Increíble. Lo responsabilizó por supuestas maniobras especuladoras de los bancos con el dólar. Una acusación de consistencia parecida a la de los complots. ¿Hace falta tanta maquinación para darse cuenta que la realidad de la economía fogonea la cultura argentina de la dolarización? ¿Qué podría hacer un ahorrista con su dinero cuando los bancos ofrecen tasas por debajo del crecimiento anual del costo de la vida?
La inmolación de Fábregas podría entenderse, quizá, por su falta de oficio político. Estuvo a punto de irse semanas antes cuando le detectaron una arritmia. Resulta menos comprensible, en cambio, en ministros y gobernadores del PJ que acompañan en silencio al Gobierno en su inconsciente búsqueda de un precipicio. Detrás de todos ellos se ocultaría otra cara de la crisis kirchnerista: la falta de un candidato propio, como confesó Máximo Kirchner en aquel acto con la crema camporista.

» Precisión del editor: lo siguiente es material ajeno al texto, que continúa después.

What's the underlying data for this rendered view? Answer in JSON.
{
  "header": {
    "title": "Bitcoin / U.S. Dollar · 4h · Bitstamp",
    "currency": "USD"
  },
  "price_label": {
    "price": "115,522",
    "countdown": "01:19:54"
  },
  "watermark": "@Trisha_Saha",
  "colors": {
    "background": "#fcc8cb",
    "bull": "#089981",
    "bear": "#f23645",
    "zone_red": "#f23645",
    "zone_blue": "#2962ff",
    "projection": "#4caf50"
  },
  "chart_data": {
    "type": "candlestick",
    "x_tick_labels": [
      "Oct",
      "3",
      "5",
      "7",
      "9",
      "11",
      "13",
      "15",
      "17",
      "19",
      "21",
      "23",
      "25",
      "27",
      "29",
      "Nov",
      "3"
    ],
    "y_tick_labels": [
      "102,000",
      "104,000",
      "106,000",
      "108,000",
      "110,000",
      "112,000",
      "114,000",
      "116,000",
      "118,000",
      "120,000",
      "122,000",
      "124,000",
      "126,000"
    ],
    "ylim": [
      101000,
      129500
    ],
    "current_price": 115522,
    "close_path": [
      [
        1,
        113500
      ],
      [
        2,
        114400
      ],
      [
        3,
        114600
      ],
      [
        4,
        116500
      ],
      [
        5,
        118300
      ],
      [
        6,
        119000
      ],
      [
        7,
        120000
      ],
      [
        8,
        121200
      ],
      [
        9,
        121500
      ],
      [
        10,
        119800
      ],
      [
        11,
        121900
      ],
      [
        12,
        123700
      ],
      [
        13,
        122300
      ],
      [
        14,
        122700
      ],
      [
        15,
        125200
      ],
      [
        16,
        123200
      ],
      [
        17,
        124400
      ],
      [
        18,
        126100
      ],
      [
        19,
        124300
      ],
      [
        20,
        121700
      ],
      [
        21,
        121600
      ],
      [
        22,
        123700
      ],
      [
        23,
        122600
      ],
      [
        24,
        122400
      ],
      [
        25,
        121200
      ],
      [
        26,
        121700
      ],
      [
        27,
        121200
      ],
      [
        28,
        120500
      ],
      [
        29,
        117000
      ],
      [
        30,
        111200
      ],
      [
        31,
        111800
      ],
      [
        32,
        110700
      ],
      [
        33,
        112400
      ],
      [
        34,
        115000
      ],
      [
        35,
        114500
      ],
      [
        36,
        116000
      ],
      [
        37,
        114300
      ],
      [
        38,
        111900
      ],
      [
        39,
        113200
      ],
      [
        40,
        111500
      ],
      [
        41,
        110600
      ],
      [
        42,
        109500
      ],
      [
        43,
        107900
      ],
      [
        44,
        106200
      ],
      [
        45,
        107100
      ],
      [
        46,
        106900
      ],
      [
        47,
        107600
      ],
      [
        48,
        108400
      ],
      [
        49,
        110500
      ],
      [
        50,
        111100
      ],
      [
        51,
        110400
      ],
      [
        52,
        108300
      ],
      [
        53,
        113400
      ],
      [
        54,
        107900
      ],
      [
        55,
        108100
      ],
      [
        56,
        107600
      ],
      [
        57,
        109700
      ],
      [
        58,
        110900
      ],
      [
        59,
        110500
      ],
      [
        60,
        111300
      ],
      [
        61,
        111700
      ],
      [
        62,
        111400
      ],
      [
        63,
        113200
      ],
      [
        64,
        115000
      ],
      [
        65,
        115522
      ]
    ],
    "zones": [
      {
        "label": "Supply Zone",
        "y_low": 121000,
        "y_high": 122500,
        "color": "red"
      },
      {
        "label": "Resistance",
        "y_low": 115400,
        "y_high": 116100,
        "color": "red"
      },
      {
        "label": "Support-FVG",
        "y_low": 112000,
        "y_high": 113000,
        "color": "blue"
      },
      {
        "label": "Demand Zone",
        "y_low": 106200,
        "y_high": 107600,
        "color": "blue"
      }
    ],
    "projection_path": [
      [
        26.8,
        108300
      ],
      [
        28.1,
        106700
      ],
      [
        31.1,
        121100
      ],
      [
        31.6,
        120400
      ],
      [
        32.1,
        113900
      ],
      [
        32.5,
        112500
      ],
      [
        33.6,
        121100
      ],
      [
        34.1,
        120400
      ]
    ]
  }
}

Fue además la admisión de un fracaso.
En doce años de poder, los K resultaron incapaces de construir una sucesión. Tal vez, porque jamás la contemplaron y soñaron con una eternidad. Pero Néstor Kirchner murió de repente y Cristina dilapidó en un par de años un enorme capital con el cual hubiera intentado forzar la re-reelección.
Aquella fosilización del peronismo K empezaría a convertir al radicalismo en una presa deseada en el arco opositor. Sergio Massa se aproxima al senador jujeño Gerardo Morales, luego de una misión discreta de uno de sus laderos, Juan José Alvarez. Pretendería extender influencias en Tucumán, La Rioja y Mendoza. Mauricio Macri hurga en el mismo sector, aunque su crecimiento en las encuestas habrían quitado ritmo a las tratativas.
Señales de que, en medio de la crisis y de la abulia electoral, algunas cartas políticas vuelven a girar por el aire.